I've been in the front of the truck, in the passenger seat on the left, and heard the grinding of the gears and felt the strain of the engine climbing the hill up the lane to the house. They live in the foothills of the Himalayas and, well, it's hilly. Puts a huge strain on any vehicle. This one is wearing out.
So I'm swimming to Thailand.
If you swim 23 times back and forth across the shallow end of the Waterloo Swimplex pool, you've swum just a tad over a kilometer. So, I'm going to do that 30 times between now and September 16.
And I'm asking for sponsors. You don't have to put on a bathing suit. You don't have to get wet. You can just do some simple math, put a dollar amount beside the number 30, and multiply it. All the money will go through Highview Community Church and directed to Asia's Hope for the purchase of a new truck for Hot Springs. Any donations over $10 can be receipted for income tax purposes.
To sweeten the pot and make it that much more of a challenge for me, I am giving up ice caps for the duration. Yes. You heard me right. The money I normally spend on ice caps, I'm putting in the pot. If I take a simple approach and calculate 30 x 3.51 I get $105.30 (Well actually, that's what Paula just hollered out to me when I asked her to do it on the calculator).
But wait..there's more! I am also willing to contribute what it is costing me each time to swim. At the per swim rate (I have a pass, but we won't worry with that), it's 30 x $5.00 which comes to $150.00 (I did that in my head).
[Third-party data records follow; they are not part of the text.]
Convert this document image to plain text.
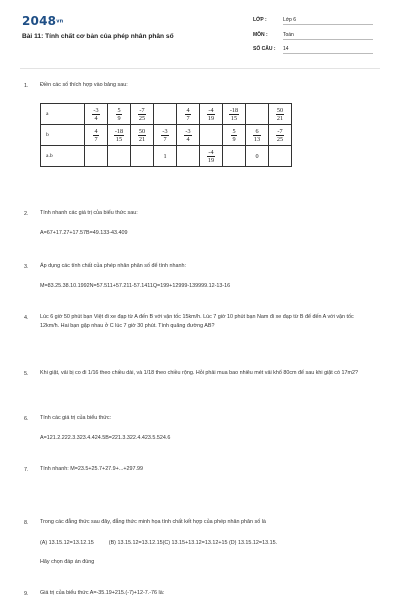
2048vn
Bài 11: Tính chất cơ bản của phép nhân phân số
LỚP :	Lớp 6
MÔN :	Toán
SỐ CÂU : 14
1. Điền các số thích hợp vào bảng sau:
a	$\frac{-3}{4}$	$\frac{5}{9}$	$\frac{-7}{25}$		$\frac{4}{7}$	$\frac{-4}{19}$	$\frac{-18}{15}$		$\frac{50}{21}$

b	$\frac{4}{7}$	$\frac{-18}{15}$	$\frac{50}{21}$	$\frac{-3}{7}$	$\frac{-3}{4}$		$\frac{5}{9}$	$\frac{6}{13}$	$\frac{-7}{25}$

a.b				1		$\frac{-4}{19}$		0	
2. Tính nhanh các giá trị của biểu thức sau:
A=67+17.27+17.57B=49.133-43.409
3. Áp dụng các tính chất của phép nhân phân số để tính nhanh:
M=83.25.38.10.1992N=57.511+57.211-57.1411Q=199+12999-139999.12-13-16
4. Lúc 6 giờ 50 phút bạn Việt đi xe đạp từ A đến B với vận tốc 15km/h. Lúc 7 giờ 10 phút bạn Nam đi xe đạp từ B để đến A với vận tốc 12km/h. Hai bạn gặp nhau ở C lúc 7 giờ 30 phút. Tính quãng đường AB?
5. Khi giặt, vải bị co đi 1/16 theo chiều dài, và 1/18 theo chiều rộng. Hỏi phải mua bao nhiêu mét vải khổ 80cm để sau khi giặt có 17m2?
6. Tính các giá trị của biểu thức:
A=121.2.222.3.323.4.424.5B=221.3.322.4.423.5.524.6
7. Tính nhanh: M=23.5+25.7+27.9+...+297.99
8. Trong các đẳng thức sau đây, đẳng thức minh họa tính chất kết hợp của phép nhân phân số là
(A) 13.15.12=13.12.15          (B) 13.15.12=13.12.15(C) 13.15+13.12=13.12+15 (D) 13.15.12=13.15.
Hãy chọn đáp án đúng
9. Giá trị của biểu thức A=-35.19+215.(-7)+12-7.-76 là:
So, on top of doing the actual swim, I'm giving up ice caps AND contributing $255.30 of my own.
That's only to show how serious I am. And really, its such a small thing to do.
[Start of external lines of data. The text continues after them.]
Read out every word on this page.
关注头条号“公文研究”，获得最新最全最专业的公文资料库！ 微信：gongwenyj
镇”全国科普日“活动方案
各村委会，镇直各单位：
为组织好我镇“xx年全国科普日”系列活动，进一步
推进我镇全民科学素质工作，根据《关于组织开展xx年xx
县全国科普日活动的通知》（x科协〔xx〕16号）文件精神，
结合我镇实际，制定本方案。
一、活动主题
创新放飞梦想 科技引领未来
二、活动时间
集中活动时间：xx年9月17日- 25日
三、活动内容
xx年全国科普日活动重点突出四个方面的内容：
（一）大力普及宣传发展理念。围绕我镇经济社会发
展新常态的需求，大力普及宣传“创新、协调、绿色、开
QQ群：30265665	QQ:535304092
Last night my Mom called and asked me about my swim. She wants to sponsor me. My first sponsor. I love that about my Mom. She believes in me no matter what crazy things I try.
As I watched the sky get pink with dawn this morning, swimming back and forth beside the immense floor to ceiling windows, for my first of 30 swims, I realized just how lovely it was for me. Clean, warm water. A clean change and shower facility. A parking lot that was well cared for in a community that even has a swimming complex like this. I ate breakfast later and it wasn't rice. I didn't see one child alone and begging on the street as I drove in to work. What a different life I lead than my beautiful friends on the other side of the world.
So if you want to join me in the swim, I would gladly accept your sponsorship. You can contact me through the comments option on this blog. You can e-mail me a rabreithaupt@buildingbiggerhearts.ca. Or you can simply mail a cheque, payable to Highview Community Church per Swimming to Thailand to Highview Community Church 295 Highview Drive, Kitchener Ontario Canada N2N 2K7.
And thank you.
I'll let you know how it's going as the time goes by.